What many learn first is that within a cloistered courtyard, rape is an easy crime: doors are left unlocked, visitors come and go, and female students give classmates the benefit of the doubt. College officials have led the effort to raise consciousness about the problem through rape-awareness weeks, video series, pamphlets, training manuals and posters: DATE RAPE IS VIOLENCE, NOT A DIFFERENCE OF OPINION. But when a really nasty incident occurs, the instinct too often is to handle it quietly and try to make it go away.
Katie Koestner was a virgin when she was allegedly raped by a student she had been dating at William and Mary College. The dean took her to the campus police, but steered her away from the outside authorities, she says. When she asked for an internal investigation, the accused man got to question her first, and then she had her turn. At 2:30 a.m., after 7 1/2 hours, he was found guilty of sexual assault. Days later she learned his penalty: he was barred from entering any dorm or fraternity house other than his own for four years, but he was allowed to stay on campus. "The hearing officer told me that this is an educational institution, not a penitentiary," she recalls. "He even said, 'Maybe you guys can get back together next year.' I couldn't believe it."
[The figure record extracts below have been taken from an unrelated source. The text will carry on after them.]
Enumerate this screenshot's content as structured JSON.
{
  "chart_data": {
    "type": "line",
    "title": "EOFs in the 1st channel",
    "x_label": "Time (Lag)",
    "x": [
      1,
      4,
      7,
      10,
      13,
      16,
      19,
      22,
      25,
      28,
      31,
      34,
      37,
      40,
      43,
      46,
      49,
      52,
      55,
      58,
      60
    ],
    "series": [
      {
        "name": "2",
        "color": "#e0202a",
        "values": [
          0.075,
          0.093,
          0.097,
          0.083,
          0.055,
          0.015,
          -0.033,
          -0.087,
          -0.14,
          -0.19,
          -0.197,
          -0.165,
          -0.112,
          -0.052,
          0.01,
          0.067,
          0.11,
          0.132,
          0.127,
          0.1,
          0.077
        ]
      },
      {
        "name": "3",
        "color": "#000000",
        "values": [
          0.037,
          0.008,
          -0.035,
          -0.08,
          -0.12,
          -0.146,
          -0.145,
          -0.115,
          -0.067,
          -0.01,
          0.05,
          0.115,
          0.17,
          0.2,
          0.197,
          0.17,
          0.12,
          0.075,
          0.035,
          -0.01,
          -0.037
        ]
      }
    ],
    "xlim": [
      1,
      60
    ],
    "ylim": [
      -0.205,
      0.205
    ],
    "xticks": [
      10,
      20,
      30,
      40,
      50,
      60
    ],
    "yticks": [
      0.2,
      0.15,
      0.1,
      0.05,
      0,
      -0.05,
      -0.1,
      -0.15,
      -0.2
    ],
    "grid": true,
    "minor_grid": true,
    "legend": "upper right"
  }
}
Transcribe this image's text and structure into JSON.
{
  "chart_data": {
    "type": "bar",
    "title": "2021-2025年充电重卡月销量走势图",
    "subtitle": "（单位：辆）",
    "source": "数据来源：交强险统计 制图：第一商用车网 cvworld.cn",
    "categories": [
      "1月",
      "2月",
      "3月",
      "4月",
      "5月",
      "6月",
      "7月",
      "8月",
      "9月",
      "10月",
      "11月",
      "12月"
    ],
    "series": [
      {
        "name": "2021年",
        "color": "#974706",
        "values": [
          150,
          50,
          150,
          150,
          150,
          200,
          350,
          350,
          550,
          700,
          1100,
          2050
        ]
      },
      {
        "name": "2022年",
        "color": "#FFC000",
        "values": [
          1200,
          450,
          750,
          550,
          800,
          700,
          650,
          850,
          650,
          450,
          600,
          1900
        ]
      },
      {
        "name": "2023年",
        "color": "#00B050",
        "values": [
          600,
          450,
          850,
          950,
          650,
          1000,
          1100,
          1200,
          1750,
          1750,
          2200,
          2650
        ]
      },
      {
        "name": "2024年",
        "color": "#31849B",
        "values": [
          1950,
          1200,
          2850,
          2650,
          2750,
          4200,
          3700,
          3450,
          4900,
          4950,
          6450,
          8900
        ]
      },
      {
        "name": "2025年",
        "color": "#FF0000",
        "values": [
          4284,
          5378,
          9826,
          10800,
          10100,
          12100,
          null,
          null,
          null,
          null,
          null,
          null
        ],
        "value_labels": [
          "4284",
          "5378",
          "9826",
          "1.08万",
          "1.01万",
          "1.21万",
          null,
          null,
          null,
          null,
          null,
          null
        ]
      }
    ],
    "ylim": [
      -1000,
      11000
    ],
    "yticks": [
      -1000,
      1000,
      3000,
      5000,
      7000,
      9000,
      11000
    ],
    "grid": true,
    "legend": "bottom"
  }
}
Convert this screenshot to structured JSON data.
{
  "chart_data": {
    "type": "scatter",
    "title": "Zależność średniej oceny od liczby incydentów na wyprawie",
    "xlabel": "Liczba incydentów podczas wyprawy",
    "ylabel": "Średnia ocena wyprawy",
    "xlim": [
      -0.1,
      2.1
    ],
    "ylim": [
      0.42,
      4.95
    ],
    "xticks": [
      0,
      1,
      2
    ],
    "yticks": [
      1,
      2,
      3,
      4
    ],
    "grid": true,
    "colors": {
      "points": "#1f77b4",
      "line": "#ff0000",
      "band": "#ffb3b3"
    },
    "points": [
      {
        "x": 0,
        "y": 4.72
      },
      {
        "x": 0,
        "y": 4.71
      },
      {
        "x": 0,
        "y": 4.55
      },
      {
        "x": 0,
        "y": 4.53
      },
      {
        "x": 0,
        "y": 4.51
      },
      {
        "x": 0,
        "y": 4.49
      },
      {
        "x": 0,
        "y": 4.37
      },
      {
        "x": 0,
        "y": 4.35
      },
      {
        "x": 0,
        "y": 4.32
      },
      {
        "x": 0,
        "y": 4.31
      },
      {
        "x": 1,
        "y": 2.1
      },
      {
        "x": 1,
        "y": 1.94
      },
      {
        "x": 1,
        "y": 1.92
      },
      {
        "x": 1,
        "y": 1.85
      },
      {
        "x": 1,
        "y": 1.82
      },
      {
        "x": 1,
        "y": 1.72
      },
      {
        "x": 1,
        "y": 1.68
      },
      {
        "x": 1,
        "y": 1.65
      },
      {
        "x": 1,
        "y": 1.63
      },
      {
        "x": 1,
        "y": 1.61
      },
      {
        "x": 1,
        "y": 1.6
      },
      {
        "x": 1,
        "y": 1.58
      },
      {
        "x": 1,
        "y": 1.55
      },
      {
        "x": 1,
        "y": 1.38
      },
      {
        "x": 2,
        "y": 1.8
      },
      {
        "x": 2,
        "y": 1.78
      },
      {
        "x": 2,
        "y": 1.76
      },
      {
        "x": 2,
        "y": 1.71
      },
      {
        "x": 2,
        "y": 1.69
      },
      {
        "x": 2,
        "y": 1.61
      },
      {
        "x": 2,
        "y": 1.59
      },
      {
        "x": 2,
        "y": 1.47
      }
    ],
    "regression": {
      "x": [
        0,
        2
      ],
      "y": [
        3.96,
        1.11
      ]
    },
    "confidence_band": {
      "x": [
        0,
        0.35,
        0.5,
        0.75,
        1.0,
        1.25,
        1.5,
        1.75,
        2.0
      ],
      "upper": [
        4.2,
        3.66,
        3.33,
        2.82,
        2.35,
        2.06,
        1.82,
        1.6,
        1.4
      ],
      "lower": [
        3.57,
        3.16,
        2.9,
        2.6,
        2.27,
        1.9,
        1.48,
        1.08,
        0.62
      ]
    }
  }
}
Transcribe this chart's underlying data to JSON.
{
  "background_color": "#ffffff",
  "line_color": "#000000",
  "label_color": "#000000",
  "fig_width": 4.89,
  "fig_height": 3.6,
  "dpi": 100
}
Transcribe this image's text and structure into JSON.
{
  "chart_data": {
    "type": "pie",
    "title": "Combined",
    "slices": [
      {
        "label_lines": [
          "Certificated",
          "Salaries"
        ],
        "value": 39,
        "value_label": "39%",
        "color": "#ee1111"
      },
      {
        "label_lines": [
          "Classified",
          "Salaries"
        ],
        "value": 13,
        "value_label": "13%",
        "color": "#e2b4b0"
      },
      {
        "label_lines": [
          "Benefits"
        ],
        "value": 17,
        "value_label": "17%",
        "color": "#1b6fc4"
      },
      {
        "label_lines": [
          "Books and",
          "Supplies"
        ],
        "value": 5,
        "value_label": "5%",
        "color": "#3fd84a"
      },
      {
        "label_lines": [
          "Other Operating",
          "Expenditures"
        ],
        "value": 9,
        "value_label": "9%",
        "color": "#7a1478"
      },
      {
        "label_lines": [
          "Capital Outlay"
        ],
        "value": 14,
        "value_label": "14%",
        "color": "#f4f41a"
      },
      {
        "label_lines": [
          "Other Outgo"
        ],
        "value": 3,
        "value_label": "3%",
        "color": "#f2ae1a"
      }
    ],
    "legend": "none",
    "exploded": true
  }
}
The man later wrote in the campus newspaper that he had suffered the "terrible consequences of being falsely accused." He said he had been dating Koestner for three weeks; one night they slept together, without having sex, and then early the next morning, "without any protest or argument on the part of Ms. Koestner, we engaged in intercourse." He was found guilty, he said, not for physically forcing Koestner to have sex, but for applying emotional pressure.
The debate grew more heated when Koestner went public with her story. Since then she has received stacks of letters and calls of support. Women raped decades ago phone and thank her for saving their daughters. Though the school defends its procedures, vice president W. Samuel Sadler says that "Katie's / coming forward has personalized the issue and led to a more intensive discussion, and frankly improved input."
That discussion goes on at colleges everywhere. "It seems like date and acquaintance rape is the rule rather than the exception on campuses today," says Frank Carrington, a consultant for Security on Campus, a nonprofit group based in Gulph Mills, Pa. "And the way the universities treat it is to cover up and protect their image while a tremendous outrage is building."